However, Judge Tatel added, "just as attorney-client communications made for the purpose of getting advice for the commission of a fraud or crime serve no public interest and receive no privilege, neither should courts protect sources whose leaks harm national security while providing minimal benefit to public debate."
A question seldom asked is how did Valerie take the news when she learned of Novak's column.
"She felt like she had been hit in the stomach," her husband Joe Wilson said on the October 30, 2005, 60 Minutes program. "It took her breath away," he said.
"She recovered quickly because," Wilson explained, "you don't do what she did for a living without understanding stress."
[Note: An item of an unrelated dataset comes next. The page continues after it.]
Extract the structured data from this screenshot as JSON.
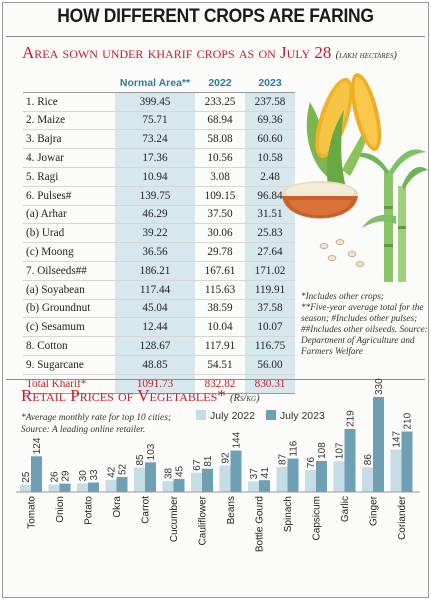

"And she became very matter of fact right afterwards," he said, "started making lists of what she had to do to ensure that her assets, her projects, her programs and her operations were protected."
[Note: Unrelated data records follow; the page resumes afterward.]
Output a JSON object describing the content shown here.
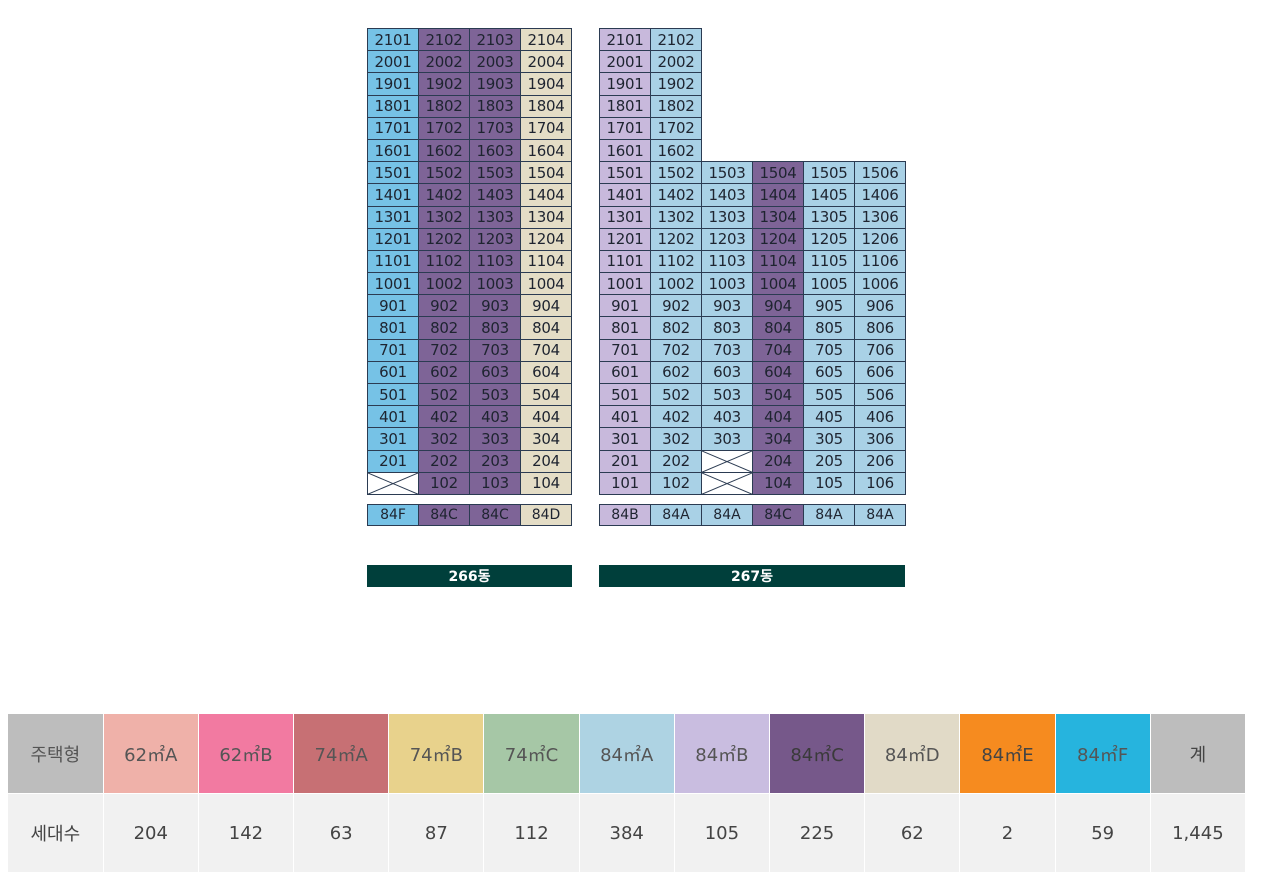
{
  "buildings": [
    {
      "id": "b266",
      "label": "266동",
      "rows": [
        [
          "2101",
          "2102",
          "2103",
          "2104"
        ],
        [
          "2001",
          "2002",
          "2003",
          "2004"
        ],
        [
          "1901",
          "1902",
          "1903",
          "1904"
        ],
        [
          "1801",
          "1802",
          "1803",
          "1804"
        ],
        [
          "1701",
          "1702",
          "1703",
          "1704"
        ],
        [
          "1601",
          "1602",
          "1603",
          "1604"
        ],
        [
          "1501",
          "1502",
          "1503",
          "1504"
        ],
        [
          "1401",
          "1402",
          "1403",
          "1404"
        ],
        [
          "1301",
          "1302",
          "1303",
          "1304"
        ],
        [
          "1201",
          "1202",
          "1203",
          "1204"
        ],
        [
          "1101",
          "1102",
          "1103",
          "1104"
        ],
        [
          "1001",
          "1002",
          "1003",
          "1004"
        ],
        [
          "901",
          "902",
          "903",
          "904"
        ],
        [
          "801",
          "802",
          "803",
          "804"
        ],
        [
          "701",
          "702",
          "703",
          "704"
        ],
        [
          "601",
          "602",
          "603",
          "604"
        ],
        [
          "501",
          "502",
          "503",
          "504"
        ],
        [
          "401",
          "402",
          "403",
          "404"
        ],
        [
          "301",
          "302",
          "303",
          "304"
        ],
        [
          "201",
          "202",
          "203",
          "204"
        ],
        [
          "X",
          "102",
          "103",
          "104"
        ]
      ],
      "types": [
        "84F",
        "84C",
        "84C",
        "84D"
      ]
    },
    {
      "id": "b267",
      "label": "267동",
      "rows": [
        [
          "2101",
          "2102",
          "",
          "",
          "",
          ""
        ],
        [
          "2001",
          "2002",
          "",
          "",
          "",
          ""
        ],
        [
          "1901",
          "1902",
          "",
          "",
          "",
          ""
        ],
        [
          "1801",
          "1802",
          "",
          "",
          "",
          ""
        ],
        [
          "1701",
          "1702",
          "",
          "",
          "",
          ""
        ],
        [
          "1601",
          "1602",
          "",
          "",
          "",
          ""
        ],
        [
          "1501",
          "1502",
          "1503",
          "1504",
          "1505",
          "1506"
        ],
        [
          "1401",
          "1402",
          "1403",
          "1404",
          "1405",
          "1406"
        ],
        [
          "1301",
          "1302",
          "1303",
          "1304",
          "1305",
          "1306"
        ],
        [
          "1201",
          "1202",
          "1203",
          "1204",
          "1205",
          "1206"
        ],
        [
          "1101",
          "1102",
          "1103",
          "1104",
          "1105",
          "1106"
        ],
        [
          "1001",
          "1002",
          "1003",
          "1004",
          "1005",
          "1006"
        ],
        [
          "901",
          "902",
          "903",
          "904",
          "905",
          "906"
        ],
        [
          "801",
          "802",
          "803",
          "804",
          "805",
          "806"
        ],
        [
          "701",
          "702",
          "703",
          "704",
          "705",
          "706"
        ],
        [
          "601",
          "602",
          "603",
          "604",
          "605",
          "606"
        ],
        [
          "501",
          "502",
          "503",
          "504",
          "505",
          "506"
        ],
        [
          "401",
          "402",
          "403",
          "404",
          "405",
          "406"
        ],
        [
          "301",
          "302",
          "303",
          "304",
          "305",
          "306"
        ],
        [
          "201",
          "202",
          "X",
          "204",
          "205",
          "206"
        ],
        [
          "101",
          "102",
          "X",
          "104",
          "105",
          "106"
        ]
      ],
      "types": [
        "84B",
        "84A",
        "84A",
        "84C",
        "84A",
        "84A"
      ]
    }
  ],
  "summary": {
    "header_label": "주택형",
    "count_label": "세대수",
    "types": [
      {
        "name": "62㎡A",
        "count": "204",
        "color": "#efb1a9",
        "text_color": "#555555"
      },
      {
        "name": "62㎡B",
        "count": "142",
        "color": "#f27aa1",
        "text_color": "#555555"
      },
      {
        "name": "74㎡A",
        "count": "63",
        "color": "#c77074",
        "text_color": "#555555"
      },
      {
        "name": "74㎡B",
        "count": "87",
        "color": "#e8d28c",
        "text_color": "#555555"
      },
      {
        "name": "74㎡C",
        "count": "112",
        "color": "#a6c7a6",
        "text_color": "#555555"
      },
      {
        "name": "84㎡A",
        "count": "384",
        "color": "#aed3e3",
        "text_color": "#555555"
      },
      {
        "name": "84㎡B",
        "count": "105",
        "color": "#c9bde0",
        "text_color": "#555555"
      },
      {
        "name": "84㎡C",
        "count": "225",
        "color": "#76588a",
        "text_color": "#3a3a3a"
      },
      {
        "name": "84㎡D",
        "count": "62",
        "color": "#e1dac7",
        "text_color": "#555555"
      },
      {
        "name": "84㎡E",
        "count": "2",
        "color": "#f68b1f",
        "text_color": "#444444"
      },
      {
        "name": "84㎡F",
        "count": "59",
        "color": "#26b4de",
        "text_color": "#555555"
      }
    ],
    "total_label": "계",
    "total_count": "1,445",
    "total_color": "#bdbdbd"
  }
}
"Did she realize then that her career as an undercover agent for the CIA was over? " interviewer Ed Bradley asked Wilson.
"Absolutely. Sure," he replied. "There was no doubt about it in her mind."
"And she wondered for what, " he added.
Fitzgerald and Libby's lawyers are currently fighting over Libby's discovery requests for a wide variety of documents. In a January 9, 2006 letter to Libby's legal team, Fitzgerald responded to a request for documents that assess the damage caused by the outing, and wrote: "A formal assessment has not been done of the damage caused by the disclosure of Valerie Wilson 's status as a CIA employee, and thus we possess no such document."
"Moreover," Fitzgerald said in a brief filed in the case, "the publication of any informal assessment of actual damage caused by the leak could compound the damage by disclosing intelligence sources and methods."
However, 3 intelligence officials speaking on the condition of anonymity to Larisa Alexandrovna, of Raw Story, said that while undercover, Valerie was involved in identifying and tracking WMD technology to and from Iran and that her outing compromised the identities of other covert operatives as well.
As a result, the officials said that CIA work on WMDs had been set back "ten years."
When the Libby indictment was handed down and it became known that Rove had definitely participated in blowing Valerie's cover, 16 former CIA and military intelligence officials petitioned Bush to suspend Rove's security clearance and Bush refused to grant their request.
After it became public that Rove was involved in the leak, on July 15, 2005, ninety-one Democrats in Congress signed a letter to Bush calling for Rove to explain his role in the leak or to resign, and 13 Democrats on the House Judiciary Committee called for hearings on the matter.
To this day, Karl Rove remains unpunished and still has security clearance.